On the Sample Complexity of Decentralized Linear Quadratic Regulator with Partially Nested Information Structure

TL;DR

This paper presents a sample-efficient, model-based learning approach for decentralized linear quadratic control with partially nested information, providing theoretical guarantees on suboptimality and sample complexity.

Contribution

It introduces a method to estimate system models from limited data and designs decentralized controllers with provable performance bounds, addressing unknown system models.

Findings

Suboptimality gap scales linearly with model estimation error.

Provides an end-to-end sample complexity bound for decentralized control.

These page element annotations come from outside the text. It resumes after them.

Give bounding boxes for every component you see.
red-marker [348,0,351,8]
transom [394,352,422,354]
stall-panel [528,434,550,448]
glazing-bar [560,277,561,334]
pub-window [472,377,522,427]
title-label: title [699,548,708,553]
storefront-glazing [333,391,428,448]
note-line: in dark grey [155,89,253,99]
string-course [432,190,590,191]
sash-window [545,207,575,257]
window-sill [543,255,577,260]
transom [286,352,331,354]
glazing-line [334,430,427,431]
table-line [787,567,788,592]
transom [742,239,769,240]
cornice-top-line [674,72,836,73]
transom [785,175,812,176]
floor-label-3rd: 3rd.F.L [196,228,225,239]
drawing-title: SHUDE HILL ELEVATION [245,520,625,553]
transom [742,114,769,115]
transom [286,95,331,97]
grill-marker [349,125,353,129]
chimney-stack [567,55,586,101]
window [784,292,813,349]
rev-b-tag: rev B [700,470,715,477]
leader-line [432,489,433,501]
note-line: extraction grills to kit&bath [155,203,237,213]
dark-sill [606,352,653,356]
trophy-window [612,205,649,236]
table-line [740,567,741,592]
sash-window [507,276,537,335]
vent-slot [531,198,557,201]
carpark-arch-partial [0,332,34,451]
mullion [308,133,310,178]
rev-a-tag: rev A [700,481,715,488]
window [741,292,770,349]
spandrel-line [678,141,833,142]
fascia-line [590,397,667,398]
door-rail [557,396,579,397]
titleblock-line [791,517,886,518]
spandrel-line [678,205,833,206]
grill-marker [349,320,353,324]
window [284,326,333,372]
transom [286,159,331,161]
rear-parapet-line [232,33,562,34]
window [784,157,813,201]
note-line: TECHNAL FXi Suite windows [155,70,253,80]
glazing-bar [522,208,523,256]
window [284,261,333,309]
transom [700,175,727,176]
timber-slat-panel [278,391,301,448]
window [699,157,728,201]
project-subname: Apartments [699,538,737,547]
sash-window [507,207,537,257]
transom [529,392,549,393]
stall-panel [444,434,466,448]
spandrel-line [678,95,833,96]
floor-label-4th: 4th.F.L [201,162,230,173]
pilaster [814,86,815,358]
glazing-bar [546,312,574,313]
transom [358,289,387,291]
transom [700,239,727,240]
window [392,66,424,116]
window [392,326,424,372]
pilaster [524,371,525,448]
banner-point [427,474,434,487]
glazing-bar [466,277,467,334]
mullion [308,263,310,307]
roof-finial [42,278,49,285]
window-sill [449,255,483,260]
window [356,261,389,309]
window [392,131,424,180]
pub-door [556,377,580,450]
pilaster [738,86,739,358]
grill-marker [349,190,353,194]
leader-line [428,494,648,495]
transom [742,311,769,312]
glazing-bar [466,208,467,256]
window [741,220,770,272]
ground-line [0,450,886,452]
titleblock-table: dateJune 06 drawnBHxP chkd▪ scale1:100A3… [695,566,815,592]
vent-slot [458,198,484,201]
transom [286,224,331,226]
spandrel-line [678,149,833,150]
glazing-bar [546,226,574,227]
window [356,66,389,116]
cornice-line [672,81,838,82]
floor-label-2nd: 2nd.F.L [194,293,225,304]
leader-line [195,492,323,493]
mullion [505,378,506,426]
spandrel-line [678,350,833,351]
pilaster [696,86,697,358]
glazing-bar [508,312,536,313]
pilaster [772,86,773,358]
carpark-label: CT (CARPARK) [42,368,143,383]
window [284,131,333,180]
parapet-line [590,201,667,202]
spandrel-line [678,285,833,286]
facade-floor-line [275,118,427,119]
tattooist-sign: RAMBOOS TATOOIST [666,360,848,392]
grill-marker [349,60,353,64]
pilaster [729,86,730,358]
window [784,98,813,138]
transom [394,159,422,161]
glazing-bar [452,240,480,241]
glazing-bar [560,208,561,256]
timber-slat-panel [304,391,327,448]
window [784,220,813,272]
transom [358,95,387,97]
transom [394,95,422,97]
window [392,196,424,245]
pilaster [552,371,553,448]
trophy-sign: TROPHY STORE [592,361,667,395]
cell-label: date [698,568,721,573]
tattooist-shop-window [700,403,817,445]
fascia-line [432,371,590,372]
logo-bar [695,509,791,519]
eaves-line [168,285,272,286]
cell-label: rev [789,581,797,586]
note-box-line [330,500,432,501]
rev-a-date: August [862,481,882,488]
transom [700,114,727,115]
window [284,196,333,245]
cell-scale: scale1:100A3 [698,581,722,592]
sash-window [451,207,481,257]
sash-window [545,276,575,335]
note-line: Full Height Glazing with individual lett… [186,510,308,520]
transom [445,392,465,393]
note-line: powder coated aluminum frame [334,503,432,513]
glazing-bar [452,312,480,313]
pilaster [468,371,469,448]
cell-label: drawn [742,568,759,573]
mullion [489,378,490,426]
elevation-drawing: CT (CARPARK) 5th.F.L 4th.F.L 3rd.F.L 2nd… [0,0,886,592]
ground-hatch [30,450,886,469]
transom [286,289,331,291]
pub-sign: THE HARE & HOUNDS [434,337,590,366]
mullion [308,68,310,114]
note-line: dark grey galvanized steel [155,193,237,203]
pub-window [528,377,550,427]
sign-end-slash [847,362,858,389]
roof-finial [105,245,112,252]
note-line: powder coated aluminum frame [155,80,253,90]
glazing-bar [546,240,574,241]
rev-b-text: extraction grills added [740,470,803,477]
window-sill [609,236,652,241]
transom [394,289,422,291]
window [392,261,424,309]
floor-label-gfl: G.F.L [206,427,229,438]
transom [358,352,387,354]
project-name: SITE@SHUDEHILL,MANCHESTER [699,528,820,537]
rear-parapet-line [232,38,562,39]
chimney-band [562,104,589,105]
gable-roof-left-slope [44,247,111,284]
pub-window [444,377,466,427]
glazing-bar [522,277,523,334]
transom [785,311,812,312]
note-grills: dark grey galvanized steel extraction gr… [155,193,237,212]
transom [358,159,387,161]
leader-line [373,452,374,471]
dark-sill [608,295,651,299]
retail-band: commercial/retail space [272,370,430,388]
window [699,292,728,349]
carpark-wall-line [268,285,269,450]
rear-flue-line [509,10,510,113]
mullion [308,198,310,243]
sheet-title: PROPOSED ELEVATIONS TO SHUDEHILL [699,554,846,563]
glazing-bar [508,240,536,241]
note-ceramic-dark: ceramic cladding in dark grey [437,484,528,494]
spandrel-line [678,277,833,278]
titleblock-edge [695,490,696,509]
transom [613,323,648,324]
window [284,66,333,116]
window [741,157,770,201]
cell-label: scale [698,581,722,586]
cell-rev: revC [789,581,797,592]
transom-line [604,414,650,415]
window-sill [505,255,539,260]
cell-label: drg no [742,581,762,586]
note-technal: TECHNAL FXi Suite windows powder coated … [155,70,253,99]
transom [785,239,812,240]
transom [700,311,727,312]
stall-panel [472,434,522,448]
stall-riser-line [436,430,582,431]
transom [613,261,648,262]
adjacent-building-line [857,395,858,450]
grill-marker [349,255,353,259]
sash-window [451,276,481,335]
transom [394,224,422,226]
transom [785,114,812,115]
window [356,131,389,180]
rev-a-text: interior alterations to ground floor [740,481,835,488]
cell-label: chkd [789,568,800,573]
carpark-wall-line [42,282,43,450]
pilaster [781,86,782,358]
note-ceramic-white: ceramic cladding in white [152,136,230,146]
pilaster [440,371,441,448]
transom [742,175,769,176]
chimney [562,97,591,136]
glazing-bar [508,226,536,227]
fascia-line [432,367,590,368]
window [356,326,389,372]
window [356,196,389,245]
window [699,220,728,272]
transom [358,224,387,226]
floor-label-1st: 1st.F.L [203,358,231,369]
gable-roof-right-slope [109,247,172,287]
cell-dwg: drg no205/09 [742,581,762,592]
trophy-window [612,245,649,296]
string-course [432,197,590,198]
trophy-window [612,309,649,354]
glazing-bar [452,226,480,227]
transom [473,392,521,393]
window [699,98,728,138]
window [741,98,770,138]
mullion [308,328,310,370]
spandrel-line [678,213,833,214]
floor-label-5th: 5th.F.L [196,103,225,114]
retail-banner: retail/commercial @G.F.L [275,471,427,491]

Demonstrates effectiveness of the approach in partially nested information structures.

Abstract

We study the problem of control policy design for decentralized state-feedback linear quadratic control with a partially nested information structure, when the system model is unknown. We propose a model-based learning solution, which consists of two steps. First, we estimate the unknown system model from a single system trajectory of finite length, using least squares estimation. Next, based on the estimated system model, we design a control policy that satisfies the desired information structure. We show that the suboptimality gap between our control policy and the optimal decentralized control policy (designed using accurate knowledge of the system model) scales linearly with the estimation error of the system model. Using this result, we provide an end-to-end sample complexity result for learning decentralized controllers for a linear quadratic control problem with a partially nested information structure.